Explore the data: U.S. mass killings since 2006

USA Today

USA Today data journalism

 

This is the definition of neat. USA Today grouped together the every mass killing — involving four or more being killed in one incident — and used the data to track trend locations, victim relations to the killer and how each victim was killed. Hearing a number like “232 mass killings since 2006″ doesn’t seem to  carry as much impact as a graphical display of just how these murders took place. I was blown away by this.

In climbing the income ladder, location matters

David Leonhardt/New York Times

NYT interactive data

 

The New York Times published survey data in an interactive form that noted just how difficult it is to rise through income classes for residents in the Southeast. While a simple article noting the degree of difficulty is OK, the chart really breathes life into the data, helping us not only to understand the information put forth by the data but to make inferences on our own and to see the inequality for what it is instead of it being hidden among a bunch wordy text stories.

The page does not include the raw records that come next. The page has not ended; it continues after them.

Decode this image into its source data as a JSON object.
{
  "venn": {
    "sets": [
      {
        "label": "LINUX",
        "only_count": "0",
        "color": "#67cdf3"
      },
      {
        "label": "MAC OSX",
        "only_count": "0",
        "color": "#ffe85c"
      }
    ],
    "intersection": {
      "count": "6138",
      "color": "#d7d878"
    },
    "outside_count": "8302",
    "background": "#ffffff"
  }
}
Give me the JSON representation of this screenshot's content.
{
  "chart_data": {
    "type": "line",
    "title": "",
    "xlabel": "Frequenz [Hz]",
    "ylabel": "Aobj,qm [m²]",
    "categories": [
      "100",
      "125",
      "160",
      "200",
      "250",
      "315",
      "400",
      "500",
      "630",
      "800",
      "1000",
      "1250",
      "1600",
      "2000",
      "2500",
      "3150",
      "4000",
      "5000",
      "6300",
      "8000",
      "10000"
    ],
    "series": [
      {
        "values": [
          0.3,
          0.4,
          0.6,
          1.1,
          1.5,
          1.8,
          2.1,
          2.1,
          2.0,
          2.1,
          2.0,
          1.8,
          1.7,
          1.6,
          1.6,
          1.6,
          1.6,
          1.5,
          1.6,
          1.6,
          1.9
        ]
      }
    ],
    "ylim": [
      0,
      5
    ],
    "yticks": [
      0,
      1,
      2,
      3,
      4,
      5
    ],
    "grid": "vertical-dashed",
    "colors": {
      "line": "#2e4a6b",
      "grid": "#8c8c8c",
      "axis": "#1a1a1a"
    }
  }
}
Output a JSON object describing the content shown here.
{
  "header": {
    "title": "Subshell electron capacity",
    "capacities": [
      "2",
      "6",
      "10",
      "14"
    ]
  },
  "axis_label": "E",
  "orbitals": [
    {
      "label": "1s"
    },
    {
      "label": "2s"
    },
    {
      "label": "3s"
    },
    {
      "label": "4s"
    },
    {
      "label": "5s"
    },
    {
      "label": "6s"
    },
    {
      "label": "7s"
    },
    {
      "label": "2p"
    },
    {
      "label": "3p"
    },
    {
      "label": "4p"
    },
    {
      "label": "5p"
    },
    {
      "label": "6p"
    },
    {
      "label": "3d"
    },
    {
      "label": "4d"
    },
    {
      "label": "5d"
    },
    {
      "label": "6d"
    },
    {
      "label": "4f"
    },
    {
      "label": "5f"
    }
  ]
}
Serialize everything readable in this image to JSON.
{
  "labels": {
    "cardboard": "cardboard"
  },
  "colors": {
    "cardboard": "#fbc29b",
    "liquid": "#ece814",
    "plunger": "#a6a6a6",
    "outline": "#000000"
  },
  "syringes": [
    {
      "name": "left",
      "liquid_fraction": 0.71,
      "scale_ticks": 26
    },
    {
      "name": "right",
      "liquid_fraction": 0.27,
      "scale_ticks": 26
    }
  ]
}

London Olympics 2012: How does each major team’s performance compare to Beijing 2008?

Garry Blight, Simon Rogers and Hilary Aked/The Guardian

guardian data

 

This is a relatively simple and clean bar chart from The Guardian but it illustrates context well. It’s hard to to a live-game comparison through text, but through a chart, our friends at The Guardian used the chart to track how the power countries were doing in the 2012 Olympics compared to the 2008 ones.